Access to the 11-hectare site for the village would be on East Ellington Drive, around four kilometres from the city centre. "It's one of the last parcels of residential land within QEII Drive ... the way we look at it we want to build the villages close to where the old people are living," Mr Challies said.
Ryman would apply to Christchurch City Council for resource consents for the project in the coming months following preliminary discussions with council for what would be its sixth Christchurch village and 23rd nationally.
The company expected to match a 12 per cent increase in its trading profit (excluding property revaluations) for the six months to September 30, 2009, in its second half, he said.
Ryman recently opened villages in Whangarei and Orewa, both of a similar scale to the new Christchurch plan, and was turning away potential residents for some of its other Christchurch villages including Papanui-based Ngaio Marsh.
"Demand [for units] has been consistently strong for the past two years," he said.
It planned to open new villages in Gisborne, Highgate in Dunedin, where it had just started work, and was about to start a 120-person phase 2 addition to its Anthony Wilding site in Aidanfield, Christchurch.
When these and the new Christchurch facility were finished there would be another 2000 beds or units added to Ryman's existing 4000 beds or units.

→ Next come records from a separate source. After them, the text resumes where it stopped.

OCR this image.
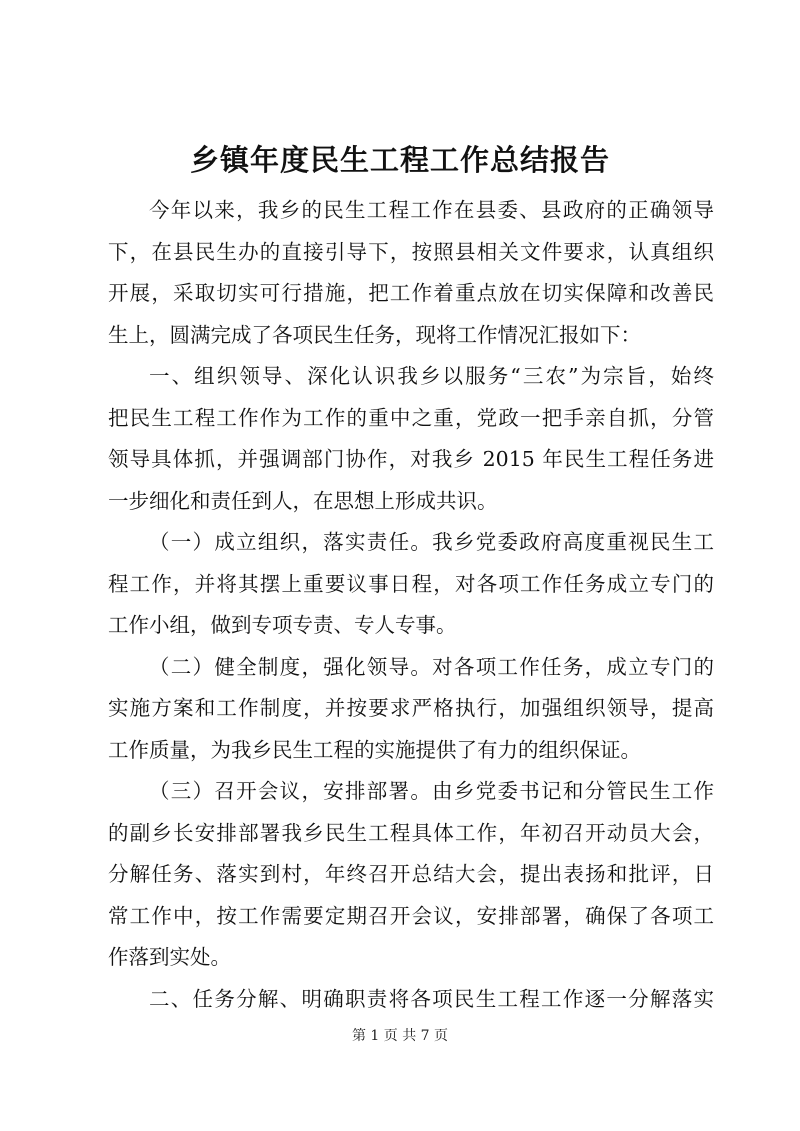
乡镇年度民生工程工作总结报告
今年以来，我乡的民生工程工作在县委、县政府的正确领导
下，在县民生办的直接引导下，按照县相关文件要求，认真组织
开展，采取切实可行措施，把工作着重点放在切实保障和改善民
生上，圆满完成了各项民生任务，现将工作情况汇报如下：
一、组织领导、深化认识我乡以服务“三农”为宗旨，始终
把民生工程工作作为工作的重中之重，党政一把手亲自抓，分管
领导具体抓，并强调部门协作，对我乡 2015 年民生工程任务进
一步细化和责任到人，在思想上形成共识。
（一）成立组织，落实责任。我乡党委政府高度重视民生工
程工作，并将其摆上重要议事日程，对各项工作任务成立专门的
工作小组，做到专项专责、专人专事。
（二）健全制度，强化领导。对各项工作任务，成立专门的
实施方案和工作制度，并按要求严格执行，加强组织领导，提高
工作质量，为我乡民生工程的实施提供了有力的组织保证。
（三）召开会议，安排部署。由乡党委书记和分管民生工作
的副乡长安排部署我乡民生工程具体工作，年初召开动员大会，
分解任务、落实到村，年终召开总结大会，提出表扬和批评，日
常工作中，按工作需要定期召开会议，安排部署，确保了各项工
作落到实处。
二、任务分解、明确职责将各项民生工程工作逐一分解落实
第 1 页 共 7 页
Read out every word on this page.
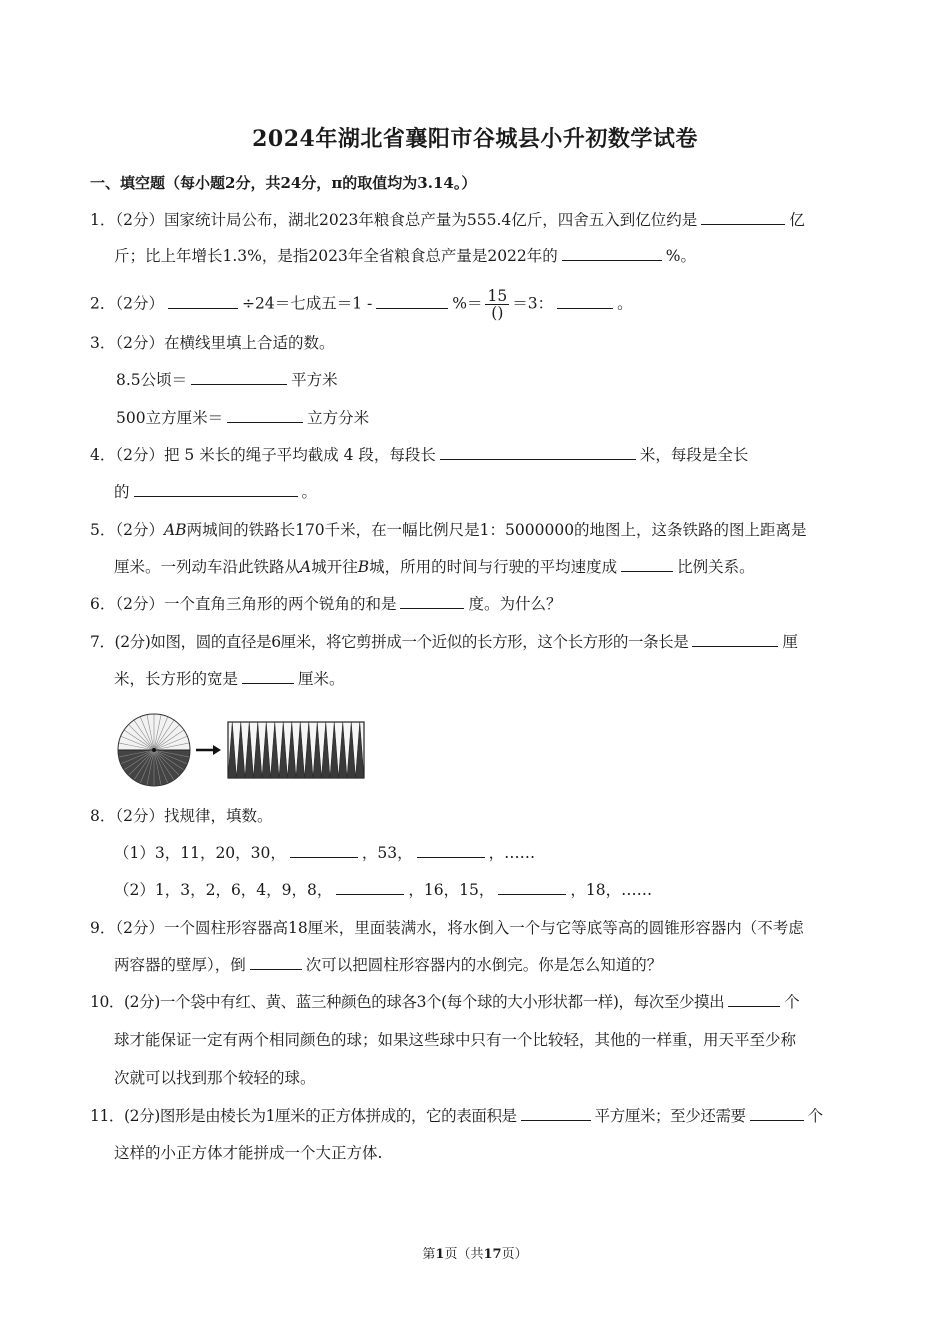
2024年湖北省襄阳市谷城县小升初数学试卷
一、填空题（每小题2分，共24分，π的取值均为3.14。）
1．（2分）国家统计局公布，湖北2023年粮食总产量为555.4亿斤，四舍五入到亿位约是	亿
斤；比上年增长1.3%，是指2023年全省粮食总产量是2022年的	%。
2．（2分）	÷24＝七成五＝1 -	%＝ $\frac{15}{()} =3$：	。
3．（2分）在横线里填上合适的数。
8.5公顷＝	平方米
500立方厘米＝	立方分米
4．（2分）把 5 米长的绳子平均截成 4 段，每段长	米，每段是全长
的	。
5．（2分）AB两城间的铁路长170千米，在一幅比例尺是1：5000000的地图上，这条铁路的图上距离是
厘米。一列动车沿此铁路从A城开往B城，所用的时间与行驶的平均速度成	比例关系。
6．（2分）一个直角三角形的两个锐角的和是	度。为什么？
7．(2分)如图，圆的直径是6厘米，将它剪拼成一个近似的长方形，这个长方形的一条长是	厘
米，长方形的宽是	厘米。
8．（2分）找规律，填数。
（1）3，11，20，30，	，53，	，……
（2）1，3，2，6，4，9，8，	，16，15，	，18，……
9．（2分）一个圆柱形容器高18厘米，里面装满水，将水倒入一个与它等底等高的圆锥形容器内（不考虑
两容器的壁厚），倒	次可以把圆柱形容器内的水倒完。你是怎么知道的？
10．(2分)一个袋中有红、黄、蓝三种颜色的球各3个(每个球的大小形状都一样)，每次至少摸出	个
球才能保证一定有两个相同颜色的球；如果这些球中只有一个比较轻，其他的一样重，用天平至少称
次就可以找到那个较轻的球。
11．(2分)图形是由棱长为1厘米的正方体拼成的，它的表面积是	平方厘米；至少还需要	个
这样的小正方体才能拼成一个大正方体.
第1页（共17页）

"We're building at a rate of about 500 beds or units a year, so that's about four years worth of stock," he said. Mr Challies said up to 200 builders would be employed for the peak 12-month period of staged development for the northeast Christchurch village, comprising 180 independent townhouses, 90 serviced apartments, a 110-bed rest home, offering hospital and dementia care facilities.
Townhouses would be priced from under $300,000.
His best estimate for a date by which residents could move into the stage development would be in 18 months. On completion the village would employ more than 150 staff and feature a swimming pool-spa, bowling green, movie theatre, library and gym. The main complex would have an internal atrium and the site based around a village centre.